Justice Robert R. Reed of the state Supreme Court in New York County ordered Trump to pay attorneys’ fees, legal costs and expenses totaling almost $393,000, including $229,931 for the Times and journalists Susanne Craig and Russell Buettner, and $162,717 for David Barstow, a third journalist from the paper.
Trump’s attorneys had opposed the dollar amount sought by the defendants, calling the figure “exorbitant, excessive and unreasonable.”
Reed last year dismissed the $100 million lawsuit against the Times and three of its journalists over their Pulitzer Prize-winning series on Trump’s undisclosed finances, published in 2018.
In 2021, Trump sued the paper, his estranged niece Mary Trump and others, alleging that his niece and the Times’ journalists “engaged in an insidious plot to obtain confidential and highly-sensitive records which they exploited for their own benefit and utilized as a means of falsely legitimizing their publicized works.”
In his ruling, Reed rejected that claim, saying Trump’s allegations against the Times “fail as a matter of constitutional law.”

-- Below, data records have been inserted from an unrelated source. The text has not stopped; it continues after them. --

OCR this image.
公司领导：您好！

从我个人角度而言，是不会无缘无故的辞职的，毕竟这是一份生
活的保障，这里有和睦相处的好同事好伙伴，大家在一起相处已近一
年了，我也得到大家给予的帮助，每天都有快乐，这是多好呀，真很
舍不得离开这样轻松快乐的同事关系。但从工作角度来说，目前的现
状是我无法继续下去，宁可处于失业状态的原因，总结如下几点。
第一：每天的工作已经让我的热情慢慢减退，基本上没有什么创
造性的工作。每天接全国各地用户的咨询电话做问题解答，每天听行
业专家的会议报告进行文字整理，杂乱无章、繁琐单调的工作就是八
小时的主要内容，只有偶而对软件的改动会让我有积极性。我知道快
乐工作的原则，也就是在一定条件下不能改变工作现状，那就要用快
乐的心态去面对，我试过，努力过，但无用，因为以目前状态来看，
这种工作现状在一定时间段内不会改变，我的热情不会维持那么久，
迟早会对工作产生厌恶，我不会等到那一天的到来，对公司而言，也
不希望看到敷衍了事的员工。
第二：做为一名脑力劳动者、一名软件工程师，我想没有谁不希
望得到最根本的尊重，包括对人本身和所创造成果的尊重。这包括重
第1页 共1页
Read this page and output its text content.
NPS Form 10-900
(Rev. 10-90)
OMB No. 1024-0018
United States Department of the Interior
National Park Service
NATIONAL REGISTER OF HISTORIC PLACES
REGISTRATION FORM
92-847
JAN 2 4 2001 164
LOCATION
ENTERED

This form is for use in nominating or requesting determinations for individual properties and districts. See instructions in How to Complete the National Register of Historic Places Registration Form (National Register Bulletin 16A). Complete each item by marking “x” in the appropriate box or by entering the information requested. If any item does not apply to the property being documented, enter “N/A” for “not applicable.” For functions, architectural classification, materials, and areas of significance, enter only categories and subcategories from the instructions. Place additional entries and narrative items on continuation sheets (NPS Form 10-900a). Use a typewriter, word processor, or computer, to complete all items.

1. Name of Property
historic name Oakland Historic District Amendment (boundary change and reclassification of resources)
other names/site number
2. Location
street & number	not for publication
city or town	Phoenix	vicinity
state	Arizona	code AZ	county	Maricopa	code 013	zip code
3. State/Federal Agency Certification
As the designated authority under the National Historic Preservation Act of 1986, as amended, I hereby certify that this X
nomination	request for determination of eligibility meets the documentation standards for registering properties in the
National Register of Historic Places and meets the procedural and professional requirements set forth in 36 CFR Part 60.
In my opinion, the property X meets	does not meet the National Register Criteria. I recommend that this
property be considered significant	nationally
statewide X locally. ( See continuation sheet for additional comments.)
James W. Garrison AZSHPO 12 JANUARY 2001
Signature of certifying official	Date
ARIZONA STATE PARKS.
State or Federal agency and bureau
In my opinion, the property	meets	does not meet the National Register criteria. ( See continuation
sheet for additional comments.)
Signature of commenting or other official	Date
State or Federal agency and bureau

A spokesperson for the Times lauded Friday’s order in a statement.
“The court has sent a message to those who want to misuse the judicial system to try to silence journalists,” said Danielle Rhoades Ha.
An attorney for Trump, Alina Habba, said Friday that the former president would pursue claims against Mary Trump.
“While we are disappointed that the NY Times is no longer in this matter, we are pleased that the Court once again affirmed the strength of our claims against Mary and is denying her attempt to avoid accountability,” Habba said in a statement. “We look forward to proceeding with our claims against her.”
The court last year denied a motion by Mary Trump to dismiss the case against her, which she appealed in June. This week the judge denied a stay of her case pending appeal and ordered her to appear virtually for a preliminary conference on Feb. 13.